Cardiopulmonary resuscitation (CPR) is a life-saving emergency procedure performed when the heart stops beating, maintaining blood flow to the brain and other organs until medical help arrives. While rare, cardiac arrest can occur during pregnancy, making immediate intervention crucial for both the mother and the unborn baby. Due to physiological changes in pregnancy, specific modifications to standard CPR techniques are necessary.
Identifying the Need for CPR
If a pregnant woman suddenly collapses, appears unresponsive, and is not breathing normally or is only gasping, she may be in cardiac arrest. To assess responsiveness, gently tap her shoulder and shout loudly. Immediately after confirming unresponsiveness and abnormal breathing, call for emergency medical services without delay. If others are present, delegate someone to make the call while you prepare to start CPR.
If you are unsure whether a pulse is present or if it takes more than a few seconds to find, begin chest compressions without delay. Early initiation of compressions is more beneficial than delaying action to confirm a pulse, ensuring valuable time is not lost for both the mother and baby.
Performing CPR on a Pregnant Woman
Performing CPR on a pregnant woman requires specific modifications due to the unique physiological changes that occur during pregnancy, primarily due to the enlarging uterus. The woman should be placed on her back on a firm, flat surface for effective chest compressions.
A significant modification addresses aortocaval compression, where the enlarged uterus presses on major blood vessels (aorta and vena cava), reducing blood flow to the heart. This compression can significantly compromise circulation for both mother and fetus, especially after 20 weeks of gestation. To alleviate this, perform left lateral uterine displacement (LLUD) continuously during CPR. This involves manually pushing the woman’s abdomen to her left side using one or two hands, shifting the uterus off the vessels. Alternatively, if possible, place a small wedge or pillow under her right hip to create a 15-30 degree left lateral tilt, while ensuring her chest remains flat on the surface for compressions.

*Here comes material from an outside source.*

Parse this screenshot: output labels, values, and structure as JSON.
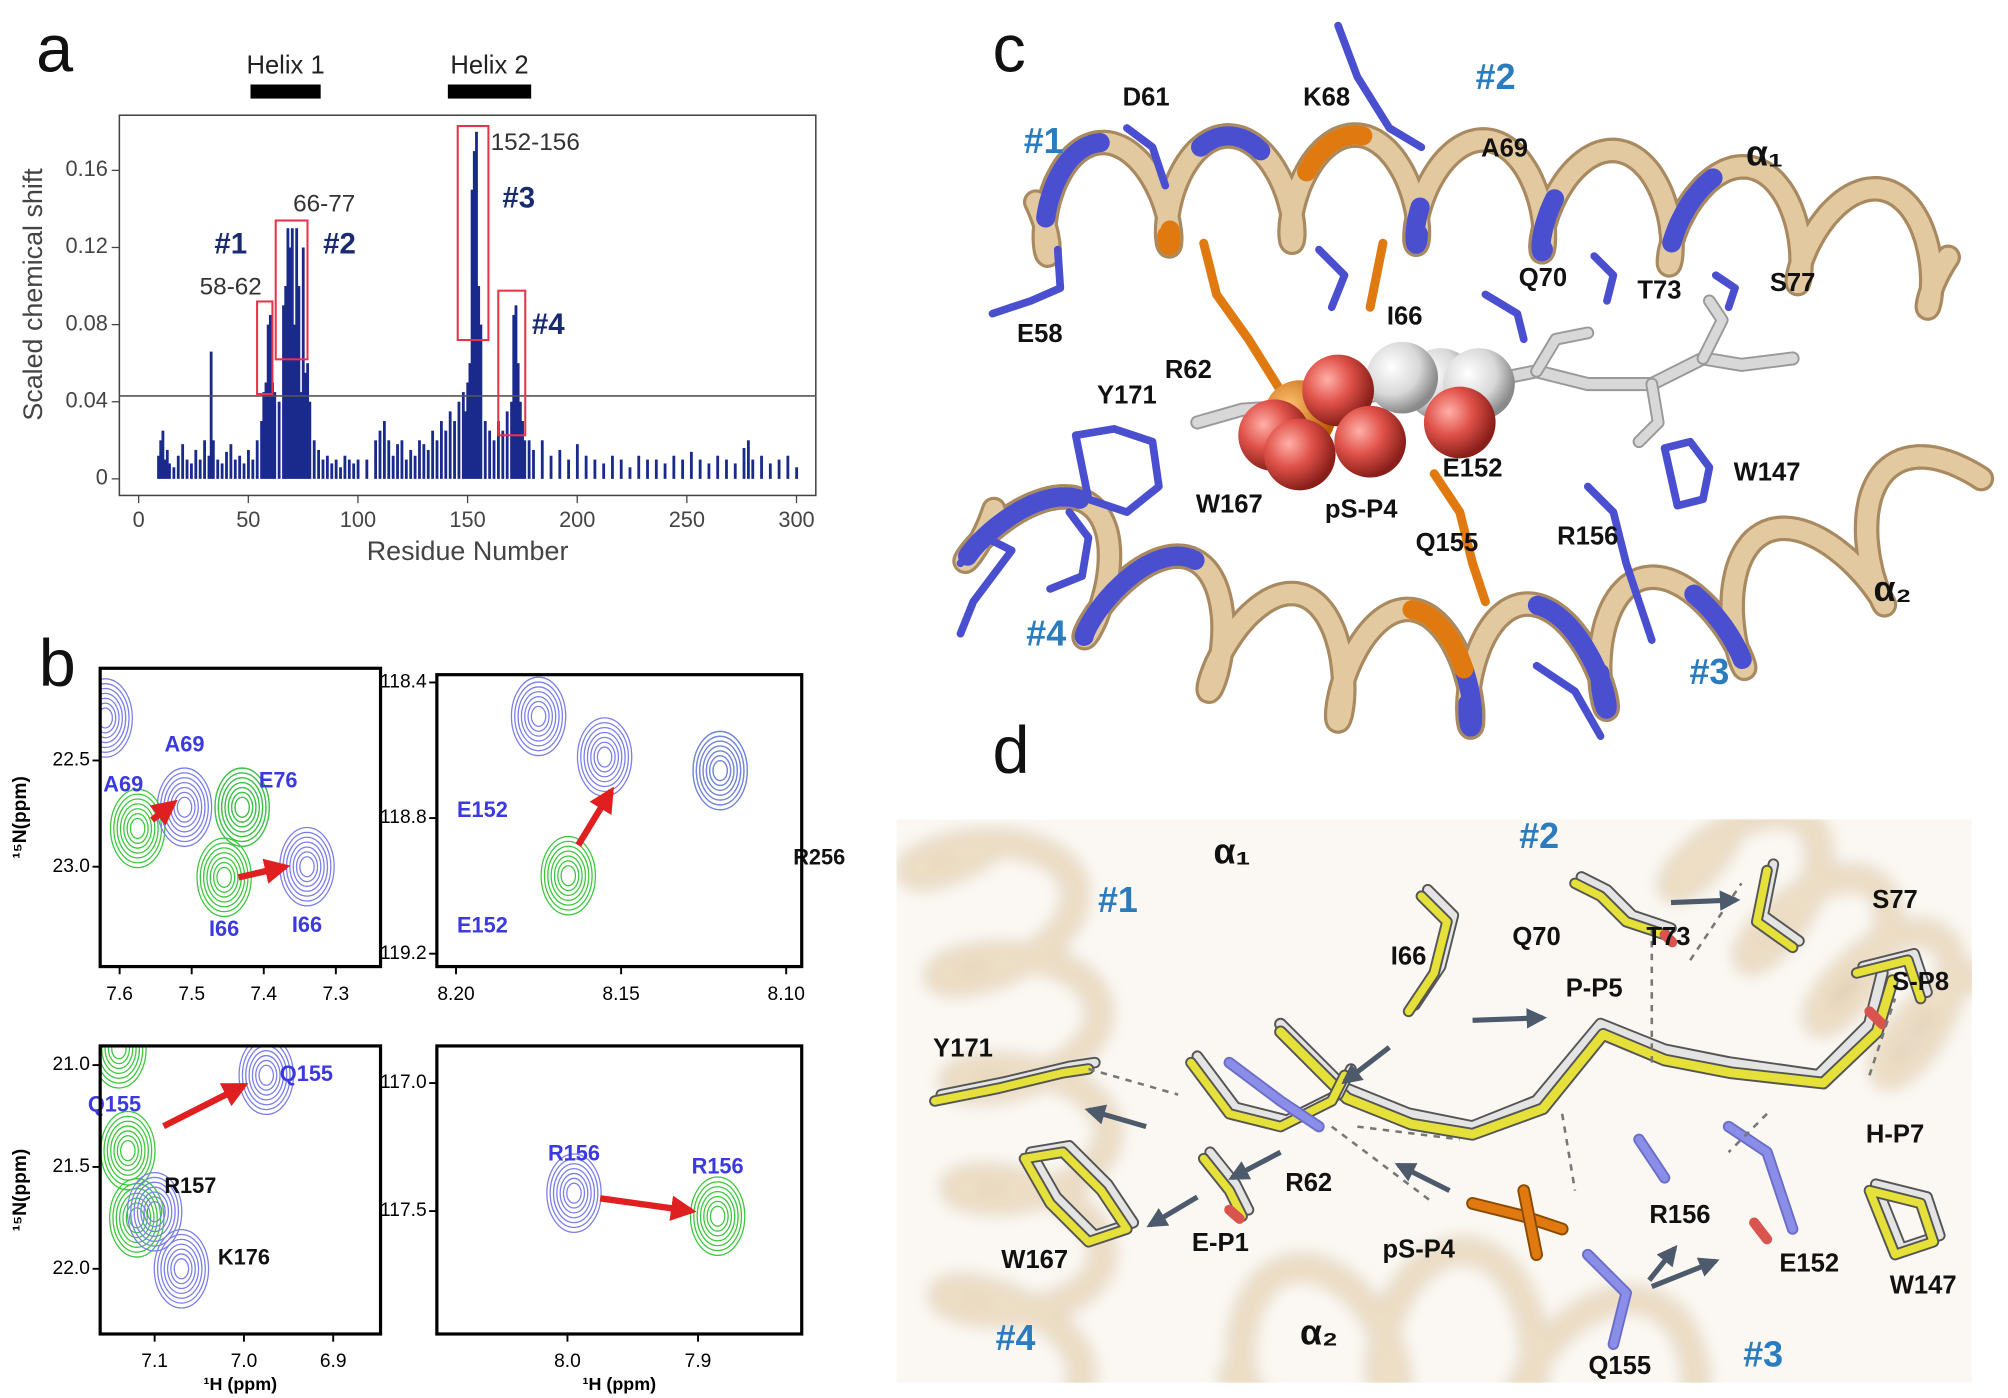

Chest compressions should be performed in the center of the chest, on the lower half of the breastbone, similar to non-pregnant individuals. The rate should be 100 to 120 compressions per minute, with a depth of 2 to 2.4 inches (5-6 cm). It is important to allow the chest to fully recoil after each compression to ensure adequate blood flow. Maintain high-quality, uninterrupted compressions for effective resuscitation.
After every 30 chest compressions, deliver two rescue breaths. To open the airway, use the head-tilt/chin-lift maneuver, ensuring the chest visibly rises with each breath. Pregnant women have increased oxygen consumption and reduced lung capacity, making effective ventilation and oxygenation important during cardiac arrest. Continue consistent compressions and breaths without significant pauses until emergency medical services arrive or the woman shows clear signs of recovery.
After Initiating CPR
Once CPR has been initiated and emergency medical services have been contacted, continue resuscitation efforts without interruption. Maintain CPR until professional medical personnel take over or the woman regains consciousness and breathes normally. The primary purpose of bystander CPR is to sustain blood flow and oxygen delivery to the mother and baby until advanced medical care can be provided.
Medical professionals will then assess the situation and implement advanced life support measures tailored to the pregnant patient. The immediate and continuous efforts of bystander CPR contribute to a positive outcome.